Capella Space is well-respected for its Synthetic Aperture Radar (SAR) technology that is designed to detect sub-meter changes on the Earth’s surface and tapped Maxwell as the company’s preferred propulsion solution for the firm’s phased deployment of a constellation of 36 smallsats.
Introduced in November 2018, Phase Four’s Maxwell is the first turnkey RF thruster-based propulsion solution targeted at small satellite constellations and is gaining swift traction with commercial and government satellite manufacturers. Maxwell brings new smallsat constellations the performance and efficiency of legacy electric propulsion systems, while obviating the need for expensive components that have hampered high performance propulsion solutions for small satellites.
According to the company, their small satellites are designed and deployed in less time and at a fraction of the cost of traditional high-resolution SAR systems, representing a seismic shift in the development of remote-sensing infrastructure. Once on-orbit, the high frequency revisit rate of the Capella constellation will improve reliability and accessibility to timely planetary insights anywhere on the globe. With support from Maxwell’s propulsion system, Capella’s small satellites will detect change and draw insights from high value areas of interest for customers across an array of industries, including commodity trading, shipping and maritime security, agriculture and food security, and defense and global infrastructure integrity monitoring. Phase Four will begin shipping Maxwell in Q3 2019.

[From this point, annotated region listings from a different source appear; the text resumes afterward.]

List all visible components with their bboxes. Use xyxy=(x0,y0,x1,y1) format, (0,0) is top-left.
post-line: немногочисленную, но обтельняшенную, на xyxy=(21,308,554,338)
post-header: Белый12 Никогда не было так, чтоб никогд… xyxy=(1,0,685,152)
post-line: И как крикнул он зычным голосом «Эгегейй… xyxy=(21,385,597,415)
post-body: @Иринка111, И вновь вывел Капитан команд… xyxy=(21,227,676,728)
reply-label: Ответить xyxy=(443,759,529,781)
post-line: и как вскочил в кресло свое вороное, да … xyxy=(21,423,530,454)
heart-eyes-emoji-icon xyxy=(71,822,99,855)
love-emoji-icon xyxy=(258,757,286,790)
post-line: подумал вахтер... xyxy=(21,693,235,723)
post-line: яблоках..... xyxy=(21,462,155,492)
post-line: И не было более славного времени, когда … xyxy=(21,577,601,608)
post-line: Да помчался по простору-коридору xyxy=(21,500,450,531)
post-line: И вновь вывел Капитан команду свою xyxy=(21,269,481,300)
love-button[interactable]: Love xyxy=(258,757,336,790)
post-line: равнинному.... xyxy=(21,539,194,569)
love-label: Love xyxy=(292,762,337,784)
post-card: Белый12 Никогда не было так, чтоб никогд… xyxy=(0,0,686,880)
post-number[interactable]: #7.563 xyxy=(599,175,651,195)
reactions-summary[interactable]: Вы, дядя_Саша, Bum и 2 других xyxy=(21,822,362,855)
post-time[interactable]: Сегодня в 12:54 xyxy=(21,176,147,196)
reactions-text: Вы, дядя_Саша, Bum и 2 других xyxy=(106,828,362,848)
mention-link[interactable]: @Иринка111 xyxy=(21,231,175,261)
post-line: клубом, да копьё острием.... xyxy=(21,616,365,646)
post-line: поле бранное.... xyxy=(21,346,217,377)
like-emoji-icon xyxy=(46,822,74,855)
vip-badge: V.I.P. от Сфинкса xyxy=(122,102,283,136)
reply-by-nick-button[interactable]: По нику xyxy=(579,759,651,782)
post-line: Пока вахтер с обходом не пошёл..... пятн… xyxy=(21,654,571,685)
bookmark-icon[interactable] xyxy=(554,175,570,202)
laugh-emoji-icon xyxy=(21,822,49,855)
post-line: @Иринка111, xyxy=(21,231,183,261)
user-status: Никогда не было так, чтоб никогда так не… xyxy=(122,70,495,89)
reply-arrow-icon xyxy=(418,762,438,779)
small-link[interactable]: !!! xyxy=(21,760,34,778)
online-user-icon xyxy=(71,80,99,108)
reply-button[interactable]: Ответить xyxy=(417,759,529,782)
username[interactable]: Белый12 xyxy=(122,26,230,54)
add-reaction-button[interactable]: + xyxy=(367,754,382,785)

Additionally, Tyvak Nano-Satellite Systems, Inc., a Terran Orbital corporation, has purchased multiple Maxwell thrusters for their expanding portfolio of end-to-end smallsat solutions. Tyvak selected Maxwell to validate their capability to fulfill multiple mission needs, including orbital adjustments and safe de-orbiting of satellites.
“The emergence and sheer number of small satellite constellations headed into space over the next few years marks a turning point for the space economy, as increased demand for more commercial missions drive significant ROI for the first time in history,” said Beau Jarvis, Phase Four CEO. “Maxwell was designed to be the engine that powers these missions into LEO and beyond in an economical and efficient manner for our customers and we believe our RF Thruster technology will be the long-term solution for satellite propulsion.”

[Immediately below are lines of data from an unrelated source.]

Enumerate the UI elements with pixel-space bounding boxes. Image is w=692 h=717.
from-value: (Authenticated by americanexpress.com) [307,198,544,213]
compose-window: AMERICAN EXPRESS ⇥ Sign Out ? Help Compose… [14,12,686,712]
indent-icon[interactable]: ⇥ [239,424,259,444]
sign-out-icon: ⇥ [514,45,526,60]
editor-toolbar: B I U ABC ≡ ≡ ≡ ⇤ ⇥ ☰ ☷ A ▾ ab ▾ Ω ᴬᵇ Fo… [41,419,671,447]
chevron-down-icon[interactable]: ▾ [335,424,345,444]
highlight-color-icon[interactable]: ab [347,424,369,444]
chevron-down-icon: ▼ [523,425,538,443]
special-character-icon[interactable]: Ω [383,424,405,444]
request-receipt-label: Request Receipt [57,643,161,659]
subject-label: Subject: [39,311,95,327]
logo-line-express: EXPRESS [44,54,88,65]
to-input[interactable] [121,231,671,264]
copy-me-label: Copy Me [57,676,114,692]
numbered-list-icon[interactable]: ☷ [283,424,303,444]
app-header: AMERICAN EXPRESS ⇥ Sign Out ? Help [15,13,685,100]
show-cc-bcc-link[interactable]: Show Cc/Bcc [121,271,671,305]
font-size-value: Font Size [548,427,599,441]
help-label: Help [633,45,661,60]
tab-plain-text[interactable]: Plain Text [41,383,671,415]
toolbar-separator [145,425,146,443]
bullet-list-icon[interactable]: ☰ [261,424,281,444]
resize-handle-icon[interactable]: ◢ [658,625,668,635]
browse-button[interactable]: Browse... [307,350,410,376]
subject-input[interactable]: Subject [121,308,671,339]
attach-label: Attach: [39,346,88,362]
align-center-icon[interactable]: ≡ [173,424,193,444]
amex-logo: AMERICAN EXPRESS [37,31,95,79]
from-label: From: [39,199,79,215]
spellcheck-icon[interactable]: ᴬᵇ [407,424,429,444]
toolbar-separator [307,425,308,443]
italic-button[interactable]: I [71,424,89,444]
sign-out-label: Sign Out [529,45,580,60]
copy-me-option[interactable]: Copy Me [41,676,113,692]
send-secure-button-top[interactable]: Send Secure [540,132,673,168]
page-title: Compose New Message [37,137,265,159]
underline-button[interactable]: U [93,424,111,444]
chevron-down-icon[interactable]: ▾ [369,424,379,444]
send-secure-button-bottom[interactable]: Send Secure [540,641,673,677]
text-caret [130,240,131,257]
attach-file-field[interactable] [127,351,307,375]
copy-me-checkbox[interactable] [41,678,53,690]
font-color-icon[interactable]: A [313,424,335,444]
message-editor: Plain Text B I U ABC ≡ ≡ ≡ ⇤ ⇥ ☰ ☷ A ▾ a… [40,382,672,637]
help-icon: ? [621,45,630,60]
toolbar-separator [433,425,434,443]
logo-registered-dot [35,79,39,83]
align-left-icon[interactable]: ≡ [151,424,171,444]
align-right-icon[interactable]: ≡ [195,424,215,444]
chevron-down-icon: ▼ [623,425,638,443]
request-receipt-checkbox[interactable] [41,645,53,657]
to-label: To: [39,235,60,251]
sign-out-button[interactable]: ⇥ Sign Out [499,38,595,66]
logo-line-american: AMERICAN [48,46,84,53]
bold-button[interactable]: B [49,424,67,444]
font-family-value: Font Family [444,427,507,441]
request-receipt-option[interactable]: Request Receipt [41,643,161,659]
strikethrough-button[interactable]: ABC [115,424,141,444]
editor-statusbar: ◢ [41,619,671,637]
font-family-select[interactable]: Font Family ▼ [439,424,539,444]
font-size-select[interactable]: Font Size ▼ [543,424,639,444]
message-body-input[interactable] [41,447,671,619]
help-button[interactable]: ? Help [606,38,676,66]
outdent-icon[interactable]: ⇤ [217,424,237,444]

Christian Lenz, the VP of Engineering at Capella Space, said selecting Phase Four’s Maxwell as an engine for the company’s satellites enables higher performance at lower cost. In terms of ROI, delta-V performance, and plug-and-play integration, Maxwell checks the boxes for employing the best performing systems and space technology in our mission to make vital information about our planet more accessible and reliable. Capella Space is pleased to cement this partnership with Phase Four and look forward to putting their capabilities on-orbit with the firm’s launches later this year.
Beau Jarvis, Phase Four CEO, added that as the burgeoning demand for small satellite constellations increases on a commercial scale, propulsion technology that is performant, readily manufactured at scale and affordable is required. Demand for such high performing affordable propulsion solutions will only continue to increase. With efficiency and scalability at the forefront, Phase Four’s core thruster technology allows for future spacecraft to use less, further contributing to the sustainable in-space industry and delivering on the promise to provide a satellite propulsion engine that powers missions into LEO and beyond in an economical and efficient manner.